Bill Steele/Cornell Chronicle
Hod Lipson, professor of mechanical and aerospace engineering, left, and former undergraduate Floris Van Breugel, with Van Breugel's hovering vehicle. Powered by four sets of flapping wings, the machine can hover with less energy than a helicopter.

Since the days of Leonardo da Vinci people have tried to build machines that fly with flapping wings like a bird or an insect. Even in the jet age the idea remains attractive because such machines could be more maneuverable than fixed-wing aircraft, and at small sizes would use less energy to hover than helicopters.
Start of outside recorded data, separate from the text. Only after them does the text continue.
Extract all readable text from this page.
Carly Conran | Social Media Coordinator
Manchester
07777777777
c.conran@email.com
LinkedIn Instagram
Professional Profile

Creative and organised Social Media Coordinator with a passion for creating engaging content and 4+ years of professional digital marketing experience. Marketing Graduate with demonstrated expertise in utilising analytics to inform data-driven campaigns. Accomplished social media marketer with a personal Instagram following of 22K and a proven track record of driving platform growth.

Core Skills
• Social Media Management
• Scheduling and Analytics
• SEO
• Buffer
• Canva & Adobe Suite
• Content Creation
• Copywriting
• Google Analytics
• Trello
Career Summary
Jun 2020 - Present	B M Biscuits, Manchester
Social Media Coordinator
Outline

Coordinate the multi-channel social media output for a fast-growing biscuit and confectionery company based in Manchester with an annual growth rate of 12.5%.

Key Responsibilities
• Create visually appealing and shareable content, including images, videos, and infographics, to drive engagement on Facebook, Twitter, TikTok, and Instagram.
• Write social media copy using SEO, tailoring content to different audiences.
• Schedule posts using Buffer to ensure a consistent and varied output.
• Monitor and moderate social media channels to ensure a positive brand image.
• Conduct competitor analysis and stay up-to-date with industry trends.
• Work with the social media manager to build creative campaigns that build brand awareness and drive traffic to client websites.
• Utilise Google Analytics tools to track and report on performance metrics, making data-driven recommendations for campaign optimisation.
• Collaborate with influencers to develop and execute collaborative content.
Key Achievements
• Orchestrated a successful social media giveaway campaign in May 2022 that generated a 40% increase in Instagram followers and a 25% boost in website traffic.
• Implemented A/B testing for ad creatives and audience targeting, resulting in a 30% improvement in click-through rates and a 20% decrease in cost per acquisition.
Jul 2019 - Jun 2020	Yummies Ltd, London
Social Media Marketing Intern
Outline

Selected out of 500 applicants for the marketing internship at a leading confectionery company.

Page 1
Many of these so-called "ornithopters" have been built. Some of them fly well when moving forward, but so far, few do a good job of hovering in place. Our computers still can't match the complex feedback and control systems in the tiny brains of birds and bugs.

But Cornell researchers have come up with a simple, inexpensive flapping wing vehicle that hovers as well as a hummingbird or a bumblebee -- and might eventually be made just as small. Potential applications include surveillance, artificial pollination and even toys.

The vehicle -- built by students Floris Van Breugel and William Regan, working with Hod Lipson, Cornell associate professor of mechanical and aerospace engineering -- needs no complex control system because it is "passively stable." Tip it over and it naturally rights itself like a buoy in water. It can even be started upside down and will recover, something few conventional aircraft, including helicopters, can do. The device is described in an article in the December 2008 issue of IEEE Robotics & Automation Magazine.


Provided/Lipson Lab
Four sets of small flapping wings and stabilizing sails give the vehicle the ability to right itself from any position, something even helicopters can't do.

The prototype, about 2 feet high, uses four pairs of flexible flapping wings arranged at the corners of a box-kite-shaped stabilizing sail, driven by tiny rotary motors that move bent crankshafts to produce a flapping motion. The wings are made of thin polyethylene film stretched over a veined plastic frame of slightly thicker polyethylene, not unlike the structure of many insect wings. The wings are attached by carbon fiber rods that flex to increase the length of each flap and store elastic energy like springs. With a body made of laser-cut balsa wood and packing foam, the vehicle weighs just 24.2 grams (a bit less than one ounce), including batteries.

The design is highly scalable, according to Lipson, and the next step will be to make smaller versions, perhaps down to fly size, where motors might be replaced by piezoelectric actuators.

It was once a standing joke that according to aerodynamic theory bumblebees can't fly. What this really meant was that the theory needed to be refined, and a number of scientists have been working on it, allowing for the complex vortices that form at the leading and trailing edges of insect wings as they move both up and down and forward and back. Studies of live insects have shown that their wings change shape as they move to take advantage of these effects. Van Breugel took all this into account in his design, creating flexible wings with a carefully tailored shape that warps through the flapping cycle in response to air pressure and inertia to get maximum lift with minimum battery power.

Van Breugel is now a Ph.D. candidate at the California Institute of Technology, and Regan is a Ph.D. candidate at the University of California-Berkeley.

Along with practical applications of the technology, the researchers said they hoped the work would provide further insight into the mechanisms underlying the flight of insects and hummingbirds.